Üstün zekalı çocukların olumsuz diyebileceğimiz yönleri de bulunmaktadır. Bunlara ailelerin, özellikle eğitmenlerin dikkat edip onların yetişmesini kolaylaştırmaları gerekir.

● Rutin ödevlerden çabuk sıkılırlar.
● İşleri kendi bildikleri gibi yapmak isterler.
● Sınıfta çok fazla dikkat çekebilirler.
● Başkalarının göremediği ilişkileri görebilir, dersin çoğunun sadece bu konuda tartışmaya ayırmak isteyebilirler.
● Bazen bir projeyi bitirip diğerine başlamayı istemeyebilirler.
● Ara sıra hayallere dalıp dikkatleri dağılır.
● Öteki öğrencilerin “sönük” kalmalarına neden olabilirler.
● Kendilerine çok da yararlı olmayan yapıtlara gereğinden fazla zaman ayırabilirler.
● Yersiz espriler yapabilirler.
● Bazan gereğinden fazla yenilikçi olabilirler.
● Başarısızlıklardan çok çabuk etkilenebilirler.
● Aşırı düzeyde “otoriter” olabilirler.
● Başkalarının fikirlerine yeterince önem vermeyebilirler.

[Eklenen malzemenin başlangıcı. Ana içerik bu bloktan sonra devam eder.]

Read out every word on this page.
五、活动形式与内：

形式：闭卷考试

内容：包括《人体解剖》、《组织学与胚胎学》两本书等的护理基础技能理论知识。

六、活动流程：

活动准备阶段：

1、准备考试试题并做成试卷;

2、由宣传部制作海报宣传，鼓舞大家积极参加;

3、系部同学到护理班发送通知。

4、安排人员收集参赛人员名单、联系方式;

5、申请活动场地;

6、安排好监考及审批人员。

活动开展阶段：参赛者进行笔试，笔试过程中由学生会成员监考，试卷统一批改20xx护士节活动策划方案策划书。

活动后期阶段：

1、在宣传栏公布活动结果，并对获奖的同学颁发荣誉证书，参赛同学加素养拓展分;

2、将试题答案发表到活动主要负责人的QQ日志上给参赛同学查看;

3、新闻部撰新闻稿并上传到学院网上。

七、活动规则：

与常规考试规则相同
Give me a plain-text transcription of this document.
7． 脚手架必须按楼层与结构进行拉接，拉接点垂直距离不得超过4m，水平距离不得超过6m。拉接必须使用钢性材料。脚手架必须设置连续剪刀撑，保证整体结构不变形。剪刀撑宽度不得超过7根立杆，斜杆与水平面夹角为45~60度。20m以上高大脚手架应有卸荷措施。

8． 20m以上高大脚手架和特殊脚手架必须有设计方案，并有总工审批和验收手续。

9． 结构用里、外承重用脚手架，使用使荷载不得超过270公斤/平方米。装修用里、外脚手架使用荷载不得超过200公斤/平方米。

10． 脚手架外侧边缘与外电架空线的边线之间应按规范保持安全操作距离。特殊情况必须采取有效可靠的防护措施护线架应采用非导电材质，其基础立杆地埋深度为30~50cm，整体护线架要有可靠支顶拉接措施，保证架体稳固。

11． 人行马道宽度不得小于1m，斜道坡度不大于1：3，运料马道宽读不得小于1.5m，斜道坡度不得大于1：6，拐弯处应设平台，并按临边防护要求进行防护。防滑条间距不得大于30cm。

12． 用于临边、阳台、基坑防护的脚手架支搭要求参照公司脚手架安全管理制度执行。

Bütün bu anlatımlar normal zekalı çocuklarla, üstün zekalı çocukların aynı dersliklerde, aynı öğretim programlarıyla eğitime alınmalarının sakıncalarını söylemektedir, satır aralarında.

En iyisi böyle çocukların erken tanınıp onlar için kurulmuş özel okullara gönderilmeleridir. Ne yazık ki Türkiyemizde buna olanak yok gibidir. Çünkü bizler normal çocukların bile tümünün eğitimine henüz bir çare bulabilmiş değiliz. Nerde kaldı ileri zekalı olan çocuklarımızın özel eğitimi diyoruz.

Fakat ileri zekası olan çocuklarımızın, yer altı ya da yer üstü zenginliklerimiz gibi, bizim servetimiz olduğunu unutmamak gerekir. Bunların gereği gibi değerlendirilmesi büyük artı değer kazanımına neden olur. Aralarında bütün güçlüklerden sıyrılıp sivrilenler varsa da bu okyanusta bir damla kadar küçük önem taşımaktadır.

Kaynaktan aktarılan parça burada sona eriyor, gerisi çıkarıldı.